Temporal lobe epilepsy (TLB) is characterized by epileptic foci in the limbic system. While the higher incidence in women is debated,^46,47 men and women have distinct clinical manifestations of TLE, with women being more likely to experience auras.^48,49

A recent study found that normal female rats showed neuronal damage in areas of the limbic system following puberty. Pilocarpine is used to model TLE in mice. When injected at high doses, it activates muscarinic receptors, leading to an imbalance in synaptic transmission and seizures. In female mice, very low doses of pilocarpine leads to neuronal loss in the limbic system. In contrast, there was no neurodegeneration in male rats.⁵⁰ While the causes or implications are unclear, this phenomenon points to a potential inherent vulnerability in females that could explain sex differences in symptoms of TLE.

Conclusion

The neurosciences field has particularly suffered from a bias toward using male animals.³⁶ Some researchers omit females from their research because they believe that doing otherwise would complicate an already complex field.
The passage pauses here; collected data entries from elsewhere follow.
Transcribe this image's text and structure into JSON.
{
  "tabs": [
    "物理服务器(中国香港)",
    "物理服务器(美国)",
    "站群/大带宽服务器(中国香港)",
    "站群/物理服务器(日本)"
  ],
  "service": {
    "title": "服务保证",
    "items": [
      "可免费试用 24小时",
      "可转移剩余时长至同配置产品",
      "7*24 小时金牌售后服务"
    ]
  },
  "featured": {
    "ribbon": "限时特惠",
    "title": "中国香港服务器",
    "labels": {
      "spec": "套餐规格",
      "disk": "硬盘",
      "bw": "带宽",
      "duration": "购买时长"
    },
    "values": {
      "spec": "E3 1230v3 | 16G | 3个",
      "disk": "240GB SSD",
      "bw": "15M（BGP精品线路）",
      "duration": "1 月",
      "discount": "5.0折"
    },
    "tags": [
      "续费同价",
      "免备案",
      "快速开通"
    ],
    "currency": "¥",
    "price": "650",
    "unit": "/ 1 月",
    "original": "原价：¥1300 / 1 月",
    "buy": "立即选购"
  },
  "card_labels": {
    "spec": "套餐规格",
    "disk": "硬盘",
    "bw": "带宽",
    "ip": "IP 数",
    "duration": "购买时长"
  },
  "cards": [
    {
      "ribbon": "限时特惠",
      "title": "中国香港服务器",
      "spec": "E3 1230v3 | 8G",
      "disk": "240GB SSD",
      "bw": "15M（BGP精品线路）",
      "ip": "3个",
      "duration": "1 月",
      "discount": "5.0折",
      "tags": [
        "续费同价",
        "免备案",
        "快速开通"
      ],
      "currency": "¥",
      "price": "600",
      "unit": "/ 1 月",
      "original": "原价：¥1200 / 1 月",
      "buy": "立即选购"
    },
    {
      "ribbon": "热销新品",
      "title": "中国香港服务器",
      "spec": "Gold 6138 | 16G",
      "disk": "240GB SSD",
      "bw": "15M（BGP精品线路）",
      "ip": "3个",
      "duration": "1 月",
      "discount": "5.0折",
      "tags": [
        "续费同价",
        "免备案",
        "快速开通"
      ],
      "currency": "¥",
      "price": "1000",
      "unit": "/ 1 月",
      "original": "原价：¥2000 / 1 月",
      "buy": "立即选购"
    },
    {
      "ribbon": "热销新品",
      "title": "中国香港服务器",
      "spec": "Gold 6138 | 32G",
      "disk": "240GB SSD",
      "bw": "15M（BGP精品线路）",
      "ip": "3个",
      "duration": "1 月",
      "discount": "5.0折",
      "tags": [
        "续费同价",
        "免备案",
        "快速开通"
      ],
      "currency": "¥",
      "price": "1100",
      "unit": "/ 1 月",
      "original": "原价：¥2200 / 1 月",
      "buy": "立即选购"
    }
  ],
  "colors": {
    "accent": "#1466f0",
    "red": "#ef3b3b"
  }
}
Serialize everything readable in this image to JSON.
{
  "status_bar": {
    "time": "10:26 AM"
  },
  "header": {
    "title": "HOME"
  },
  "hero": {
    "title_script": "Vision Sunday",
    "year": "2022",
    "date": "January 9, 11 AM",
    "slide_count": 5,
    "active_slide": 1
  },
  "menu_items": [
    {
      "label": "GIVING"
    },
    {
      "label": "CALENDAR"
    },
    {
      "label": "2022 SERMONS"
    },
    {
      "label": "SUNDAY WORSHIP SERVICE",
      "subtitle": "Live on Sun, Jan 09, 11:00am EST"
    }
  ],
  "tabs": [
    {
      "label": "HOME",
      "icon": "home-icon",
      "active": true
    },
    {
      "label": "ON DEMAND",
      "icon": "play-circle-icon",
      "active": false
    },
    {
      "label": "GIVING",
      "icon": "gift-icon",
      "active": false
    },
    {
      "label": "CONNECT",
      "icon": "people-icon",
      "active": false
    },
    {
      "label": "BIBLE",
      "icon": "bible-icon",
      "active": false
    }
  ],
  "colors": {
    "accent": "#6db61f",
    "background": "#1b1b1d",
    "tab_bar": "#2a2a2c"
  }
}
But as these case studies highlight, animal studies can illuminate sex differences in neurological conditions and help better define how these differences affect disease progression and treatment. Failing to include female subjects has practical implications: Although women make up almost half of clinical trial participants, they continue to experience a much greater share of adverse drug reactions,⁵¹ indicating that sex needs to be considered earlier in the process, at the animal and even cellular level. Such consideration of sex in research can help save money and lives.